Так увлекся, что не заметил, что время уже к обеду.

В дверь требовательно постучали.

После непродолжительной возни с замком впустил в лабораторию прапорщика Холодка, который сгорал от почти сексуального желания слиться в одно целое с трубой отопления.

– Ты чего не уехал?

– Да и дома тоска – здесь хоть в карты можно поиграть.

– Ты с ума сошел?

– У тебя семья, а у меня никого. Рано приеду, родителей расстрою – опять, скажут, с работы выгнали.

Вошел прапорщик Ручнев – совсем нездоровенный из себя, но стул под ним скрипнул в попытке сложиться навек. Он мой родственник дальний по материнской линии и зовет по-родственному меня «коммунякой», хотя я не сдал учетную карточку в полковую парторганизацию и официально считаюсь беспартийным.
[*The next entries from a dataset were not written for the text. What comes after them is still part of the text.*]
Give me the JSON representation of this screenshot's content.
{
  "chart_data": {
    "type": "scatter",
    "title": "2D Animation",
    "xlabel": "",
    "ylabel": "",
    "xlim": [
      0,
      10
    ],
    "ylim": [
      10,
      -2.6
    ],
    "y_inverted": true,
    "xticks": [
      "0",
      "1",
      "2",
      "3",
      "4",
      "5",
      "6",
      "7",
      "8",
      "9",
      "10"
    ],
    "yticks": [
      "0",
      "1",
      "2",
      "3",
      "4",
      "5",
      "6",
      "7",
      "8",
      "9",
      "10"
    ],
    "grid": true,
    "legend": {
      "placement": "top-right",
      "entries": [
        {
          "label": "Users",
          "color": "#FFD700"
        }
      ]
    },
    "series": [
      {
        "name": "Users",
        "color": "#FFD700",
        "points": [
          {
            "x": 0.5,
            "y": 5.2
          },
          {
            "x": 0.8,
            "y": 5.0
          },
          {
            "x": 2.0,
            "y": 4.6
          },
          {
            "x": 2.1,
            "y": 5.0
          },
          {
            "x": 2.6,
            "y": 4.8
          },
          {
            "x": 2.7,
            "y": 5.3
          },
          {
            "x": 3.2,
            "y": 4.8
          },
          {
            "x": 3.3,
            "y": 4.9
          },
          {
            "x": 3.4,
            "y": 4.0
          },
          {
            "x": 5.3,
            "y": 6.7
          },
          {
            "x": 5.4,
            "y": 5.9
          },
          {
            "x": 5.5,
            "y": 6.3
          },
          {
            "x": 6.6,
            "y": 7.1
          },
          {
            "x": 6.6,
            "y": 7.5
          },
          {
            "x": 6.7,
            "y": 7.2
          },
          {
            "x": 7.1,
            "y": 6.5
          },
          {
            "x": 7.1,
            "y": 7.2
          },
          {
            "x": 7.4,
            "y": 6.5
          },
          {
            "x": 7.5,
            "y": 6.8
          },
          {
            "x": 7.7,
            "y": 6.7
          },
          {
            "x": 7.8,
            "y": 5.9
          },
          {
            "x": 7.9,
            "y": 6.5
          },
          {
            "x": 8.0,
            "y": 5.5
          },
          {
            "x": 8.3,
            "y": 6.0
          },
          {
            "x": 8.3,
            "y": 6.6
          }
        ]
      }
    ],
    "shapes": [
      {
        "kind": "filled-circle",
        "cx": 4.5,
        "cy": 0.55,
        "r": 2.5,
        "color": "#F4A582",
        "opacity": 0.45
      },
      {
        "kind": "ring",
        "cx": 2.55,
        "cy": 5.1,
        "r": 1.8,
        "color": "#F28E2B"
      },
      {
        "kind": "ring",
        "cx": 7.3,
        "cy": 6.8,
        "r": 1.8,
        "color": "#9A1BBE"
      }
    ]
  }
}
– Ты знаешь, Леха, что летчик-испытатель легко летает на всем, что по идее должно летать, и с усилием на том, что летать не должно?

– Ты это к чему? – спросил я.

– Да Холодок все летунов ругает.

– Дак то испытатели, а наши и на самолетах летать не умеют, – отстаивал свою жизненную позицию Алексей Иванович.

Шутки кончились. В глазах у Ручнева ни смешинки. Он хорошо запомнил – я из белого дома, из числа неприкасаемых; чтобы там не случилось, я его личный враг.

– Значит, ты к нам из райкома пришел, – в который раз начинает он.

– Допустим.

– А зачем?

– Неужели перед тобой идиот, Владимир Иванович? Конечно, с заданием – выявлять недовольных и стучать кому следует.

– А если мы тебя удавим втихую и забацаем под самоубийство?

– Риск есть конечно, но он оправдан – здесь двести восемьдесят, там двести двадцать и за каждого изменника Родины по штуке. Представляешь навар? Стоит впрягаться?

Больше всего на свете прапорщика Ручнева из себя выводит чужая большая зарплата. Он тут же выругался:

– Живут же гады!

– Хочешь к нам?

– Я беспартийный.

– Рекомендацию дам.

Ручнев задумался. Холодок, понимая, что я прикалываюсь, сделал вывод:

– И тогда мы тебя, Вовок, всей группой утопим в туалете: нет тела, нет дела…

Владимир Иванович поверил:

– Нет, лучше мы «коммуняку» на столб.

Помолчали, тиская трубу отопления.

– Нет, а правда, Егорыч, ты почему ушел из белого дома? – это Холодок интересуется. – Все туда рвутся.

– Да не все выживают. Врать приходится много и прогибаться.

– Треснула спинка? – дальний родственник ехидненько.

– В райкоме, как на зоне – кто побывал, выходит совсем другим человеком.

– И что ты там потерял? С заду поимели? – снова Ручнев.